Le Mouvement citoyen Lutte pour le Changement (LUCHA) s'insurge contre la persistance de l'insécurité à l'est de la République Démocratique du Congo (RDC). La LUCHA section de la ville de Butembo annonce des actions populaires pour exiger la levée pure et simple de l'état de siège décrété au Nord-Kivu et en Ituri.
Dans un communiqué de presse portant sur l'état de siège dans ces deux provinces publié ce mercredi 4 octobre, cette structure décrie « l'intensification » des dégâts matériels et des pertes en vies humaines par les groupes armés.

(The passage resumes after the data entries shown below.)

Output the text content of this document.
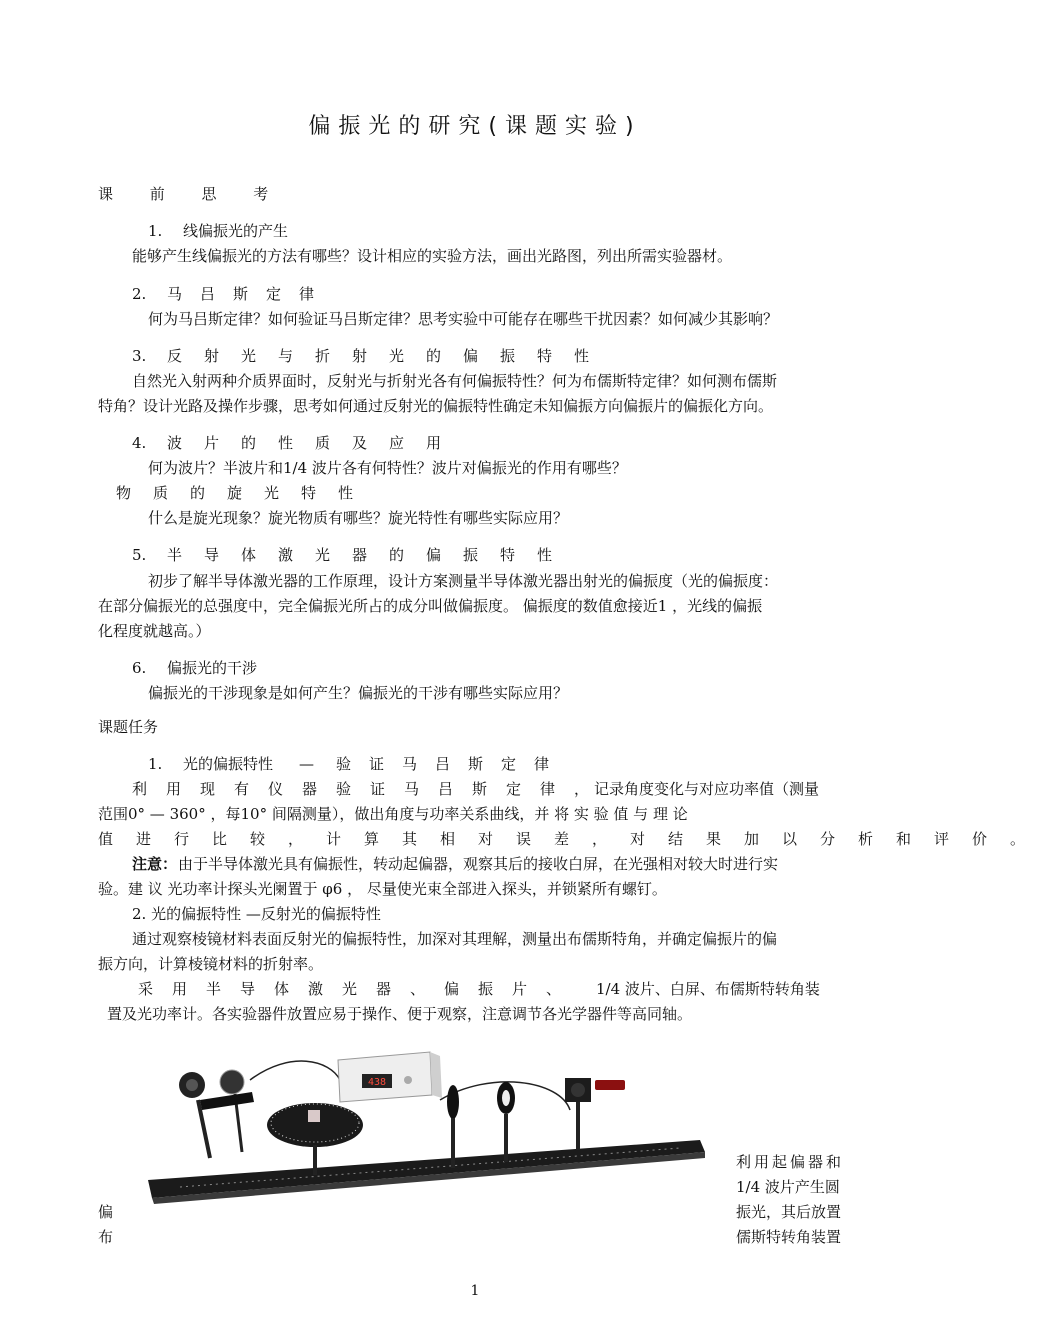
偏振光的研究(课题实验)
课 前 思 考
1. 线偏振光的产生
能够产生线偏振光的方法有哪些？设计相应的实验方法，画出光路图，列出所需实验器材。
2. 马吕斯定律
何为马吕斯定律？如何验证马吕斯定律？思考实验中可能存在哪些干扰因素？如何减少其影响？
3. 反射光与折射光的偏振特性
自然光入射两种介质界面时，反射光与折射光各有何偏振特性？何为布儒斯特定律？如何测布儒斯
特角？设计光路及操作步骤，思考如何通过反射光的偏振特性确定未知偏振方向偏振片的偏振化方向。
4. 波片的性质及应用
何为波片？半波片和1/4 波片各有何特性？波片对偏振光的作用有哪些？
物质的旋光特性
什么是旋光现象？旋光物质有哪些？旋光特性有哪些实际应用？
5. 半导体激光器的偏振特性
初步了解半导体激光器的工作原理，设计方案测量半导体激光器出射光的偏振度（光的偏振度：
在部分偏振光的总强度中，完全偏振光所占的成分叫做偏振度。 偏振度的数值愈接近1 ，光线的偏振
化程度就越高。）
6. 偏振光的干涉
偏振光的干涉现象是如何产生？偏振光的干涉有哪些实际应用？
课题任务
1. 光的偏振特性 — 验证马吕斯定律
利用现有仪器验证马吕斯定律，
记录角度变化与对应功率值（测量
范围0° — 360° ，每10° 间隔测量），做出角度与功率关系曲线，并 将 实 验 值 与 理 论
值进行比较，计算其相对误差，对结果加以分析和评价。
注意： 由于半导体激光具有偏振性，转动起偏器，观察其后的接收白屏，在光强相对较大时进行实
验。建 议 光功率计探头光阑置于 φ6 ， 尽量使光束全部进入探头，并锁紧所有螺钉。
2. 光的偏振特性 —反射光的偏振特性
通过观察棱镜材料表面反射光的偏振特性，加深对其理解，测量出布儒斯特角，并确定偏振片的偏
振方向，计算棱镜材料的折射率。
采用半导体激光器、偏振片、 1/4 波片、白屏、布儒斯特转角装
置及光功率计。各实验器件放置应易于操作、便于观察，注意调节各光学器件等高同轴。
438
利用起偏器和
1/4 波片产生圆
振光，其后放置
儒斯特转角装置
偏
布
1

Elle cite notamment les terroristes d'Allied Democratic Forces (ADF) qui opèrent dans la région de Beni et une partie de l'Ituri et le Mouvement du 23 mars (M23) qui occupent illégalement des villages dans le petit nord du Nord-Kivu. La LUCHA évoque aussi le carnage des civils perpétrés par des militaires des Forces Armées de la RDC en ville de Goma le 30 août dernier.
Ce Mouvement citoyen dit constater la non prise en compte les revendications des populations meurtries portant levée de l'état de siège en provinces du Nord-Kivu et de l'Ituri. « Cette mesure jugée inopportune et stérile par son résultat macabre après la table ronde tenue à Kinshasa du 14 au 16-août-2023 », lit-on dans ce document.

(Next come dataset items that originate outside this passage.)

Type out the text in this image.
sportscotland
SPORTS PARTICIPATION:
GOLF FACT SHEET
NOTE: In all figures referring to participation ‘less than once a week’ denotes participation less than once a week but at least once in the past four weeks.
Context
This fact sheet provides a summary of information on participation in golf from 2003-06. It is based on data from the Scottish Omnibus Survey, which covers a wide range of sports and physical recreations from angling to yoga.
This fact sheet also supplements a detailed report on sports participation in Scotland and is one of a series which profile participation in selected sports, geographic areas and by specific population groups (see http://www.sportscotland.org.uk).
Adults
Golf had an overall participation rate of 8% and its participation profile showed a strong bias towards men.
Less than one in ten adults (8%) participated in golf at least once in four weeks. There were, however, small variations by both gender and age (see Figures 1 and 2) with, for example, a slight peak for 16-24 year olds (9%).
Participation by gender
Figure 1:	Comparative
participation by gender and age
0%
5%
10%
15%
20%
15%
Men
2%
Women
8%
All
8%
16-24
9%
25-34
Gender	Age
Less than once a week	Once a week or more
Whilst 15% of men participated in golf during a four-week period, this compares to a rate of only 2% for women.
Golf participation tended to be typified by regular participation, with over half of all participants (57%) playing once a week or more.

La LUCHA section de Butembo appelle à une série de manifestations populaires dont des journées ville-morte à dater de ce jeudi 5 octobre. Cette action vise la levée tant soit peu de cet état de siège suite à son inefficacité face aux enjeux de l'heure ; la non-politisation de la guerre contre les M23 et l'offensive militaire et immédiate contre ces rebelles ; la bonne justice pour les victimes du carnage du 30 août 2023 à Goma ; la libération des prisonniers politiques de l'état de siège ; ...

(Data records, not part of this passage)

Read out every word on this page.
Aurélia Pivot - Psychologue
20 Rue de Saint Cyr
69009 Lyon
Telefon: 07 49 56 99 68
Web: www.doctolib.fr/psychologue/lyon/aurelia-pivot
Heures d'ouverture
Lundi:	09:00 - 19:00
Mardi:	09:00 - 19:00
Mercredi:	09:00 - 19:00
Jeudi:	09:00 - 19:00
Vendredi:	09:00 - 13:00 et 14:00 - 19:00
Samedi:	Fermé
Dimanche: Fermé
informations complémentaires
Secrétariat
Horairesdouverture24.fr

En rappel, le chef de l'État et président de la RDC, Félix Tshisekedi avait proclamé l'état de siège en provinces du Nord-Kivu et de l'Ituri le 6 mai 2021. L'objectif était de restaurer l'autorité de l'état et la paix dans cette partie du pays.
Dès lors, la situation sécuritaire s'est dégradée. C'est notamment la résurgence des rebelles du M23 et les tueries des civils par les ADF et les miliciens de la Coopérative pour le Développement du Congo (CODECO).